Natalie Portman'ın oyunculuğunun oscar'ı hakettiğini zaten yazdık yukarıda. Peki neden? Evet, filmdeki en büyük karakter ona ait ve yine evet, film onun üstüne kurulu.. Ama kimi oyuncu tüm filmi sırtlanma yükünü kaldıramaz. Bir de Natalie'nin oynadığı karakter kendi içinde geçişleri olan bi karakter. Bu yüzden çok beğendim. Malumunuz, Kuğu Gölü'nde bir beyaz bir de siyah kuğu var. Beyaz olan saflığı, iyiliği ve temizliği sembolize ederken, siyah olan da kötülüğü, hırsı ve kini sembolize ediyor. Kraliçe kuğu olacak ismin seçimleriyle başlayan film, oyunun ilk sahnelendiği ana kadar sürüyor. İlk kez sahnelenince de sona eriyor müthiş bir finalle!

Filmin sürükleyiciliğinin ve geriliminin en büyük sebeplerinden biri, hayal-gerçek arasındaki gel-gitlerin de yoğun olarak kullanılması. Nina, mükemmelliyetçi bi kızcağız bu yüzden de bi hayli obsesif. Tabii annesini de unutmamak lazım. Annesi de balerin olduğundan despotluk derecesinde disiplinli ve kıza nefes aldırmayan bi hatun. Öte yandan aslında gerçek anlamda bi siyah kuğu olan Lily, dost mu düşman mı belli olmayan tavırlarıyla Nina'nın üstündeki baskılardan biri oluyor. Nina'nın bastırılmış kişiliğini de unutmamak lazım.. Filmin finaline yakın, idolü olan Beth'den 'ben mükemmel değilim' repliğini duymasının ardından, ilk gösteri için tamamen hazır hâle geliyor. Black swan olarak sahneye çıktığı andaki o metafor müthişti! Nina'nın yine gel-git yaşayarak kendini bıçakladığı ve bunu farkettiğinde yüzünün aldığı şekli unutamam sanırım :) finaldeki alkış yalnızca Nina'nın performansına değil, filmin kendisine yapılmalı bence.

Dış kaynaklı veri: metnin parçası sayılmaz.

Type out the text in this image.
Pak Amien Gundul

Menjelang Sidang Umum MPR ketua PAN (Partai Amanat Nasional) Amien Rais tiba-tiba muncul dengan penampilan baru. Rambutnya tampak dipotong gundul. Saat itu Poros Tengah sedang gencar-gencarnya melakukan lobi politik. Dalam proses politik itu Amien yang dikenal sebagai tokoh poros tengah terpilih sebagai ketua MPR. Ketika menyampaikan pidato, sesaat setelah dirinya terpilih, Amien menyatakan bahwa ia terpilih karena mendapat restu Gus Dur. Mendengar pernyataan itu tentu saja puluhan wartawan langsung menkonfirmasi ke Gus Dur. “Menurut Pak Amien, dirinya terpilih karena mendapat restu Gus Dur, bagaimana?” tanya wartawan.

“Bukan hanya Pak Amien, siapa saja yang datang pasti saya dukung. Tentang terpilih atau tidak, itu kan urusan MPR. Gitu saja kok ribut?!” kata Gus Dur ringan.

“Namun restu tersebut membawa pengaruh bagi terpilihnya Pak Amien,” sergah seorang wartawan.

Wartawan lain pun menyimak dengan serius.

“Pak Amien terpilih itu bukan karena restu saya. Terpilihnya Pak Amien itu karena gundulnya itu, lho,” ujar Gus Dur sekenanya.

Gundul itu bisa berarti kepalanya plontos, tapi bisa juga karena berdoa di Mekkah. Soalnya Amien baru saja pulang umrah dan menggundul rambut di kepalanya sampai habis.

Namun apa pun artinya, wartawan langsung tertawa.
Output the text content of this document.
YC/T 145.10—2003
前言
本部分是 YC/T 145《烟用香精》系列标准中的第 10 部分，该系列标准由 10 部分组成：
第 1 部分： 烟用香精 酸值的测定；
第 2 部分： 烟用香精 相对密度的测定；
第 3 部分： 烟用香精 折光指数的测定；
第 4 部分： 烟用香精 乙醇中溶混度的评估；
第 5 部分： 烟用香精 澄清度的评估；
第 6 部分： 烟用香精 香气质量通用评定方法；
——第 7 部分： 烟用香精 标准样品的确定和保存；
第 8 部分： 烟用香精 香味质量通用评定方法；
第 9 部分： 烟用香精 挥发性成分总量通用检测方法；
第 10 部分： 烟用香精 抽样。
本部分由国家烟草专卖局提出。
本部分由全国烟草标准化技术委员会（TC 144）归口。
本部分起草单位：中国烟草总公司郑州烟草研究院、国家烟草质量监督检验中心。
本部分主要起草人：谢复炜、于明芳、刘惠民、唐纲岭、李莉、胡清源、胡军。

Özetle, izlenmeli bu film, hâlen izlenmediyse.. Gösterim tarihi olan 25 Şubat beklenmemeli. Benim indirip izlediğim versiyonu müthiş kaliteliydi. Ha, altyazıcı değilim dublajcıyım derseniz o ayrı tabi. Ama ben altyazıyı daha çok sevdiğim için, böyle tercih ettim :) En iyi film fikrim hâlen Inception ama bu filme de en iyi kadın oscar'ı yakışır. Filmden bilgiler ve fragman ile bağlayalım. İyi seyirler şimdiden..


Imdb puanı: 8.6/10
Yapım: 2010 ~ ABD
Tür: Dram, Gerilim, Gizem, Psikolojik
Oyuncular: Natalie Portman, Winona Ryder, Mila Kunis, Vincent Cassel, Sebastian Stan
Yönetmen: Darren Aronofsky
Senaryo: Darren Aronofsky, John Mclaughlin, Mark Heyman, Andres Heinz
Yapımcı: Darren Aronofsky, Jon Avnet, Mike Medavoy, Scott Franklin, Brad Fischer
Görüntü Yönetmeni: Matthew Libatique
Görüntü Yönetmeni: Clint Mansell
Dağıtım: Tiglon
Filmin Websitesi: http://www.foxsearchlight.com/blackswan/
Süre: 1 saat 43 dk
Gösterim Tarihi: 25 Şubat 2011 (Türkiye)

Konu: Nina (Portman), New York’ta yaşayan çok yetenekli bir balerindir ve hayatında çoğu balerin için de olduğu gibi dansetmekten başka bir şey yoktur. Eski bir balerin olan ve bu konuda çok hırslı olan annesi Erica (Hershey) ile yaşamaktadır. Oyun yönetmeni Thomas Leroy (Cassel) KUĞU GÖLÜ’nün baş balerini Beth MacIntyre (Ryder) yeni sezonda değiştrimeye karar verir ve ilk tercihi de Nina’dır. Balenin saf ve zarif Beyaz Kuğu ile şehvetin temsilcisi Siyah Kuğuyu aynı anda canlandırabilecek birine ihtiyacı vardır. Fakat Nina’yı bekleyen bir yeni bir rakip vardır, ve o da Leroy’u etkilemeyi başarmıştır. Nina Beyaz Kuğu rolüne her ne kadar uysa da Lily de Siyah Kuğu’nun tam karşılığıdır. İki genç dansçı arasındaki rekabet garip bir arkadaşlığa dönüşürken Nina da kendi karanlık tarafıyla haşır neşir olmaya başlamıştır – onu mahvedebilecek türden bir kayıtsızlık.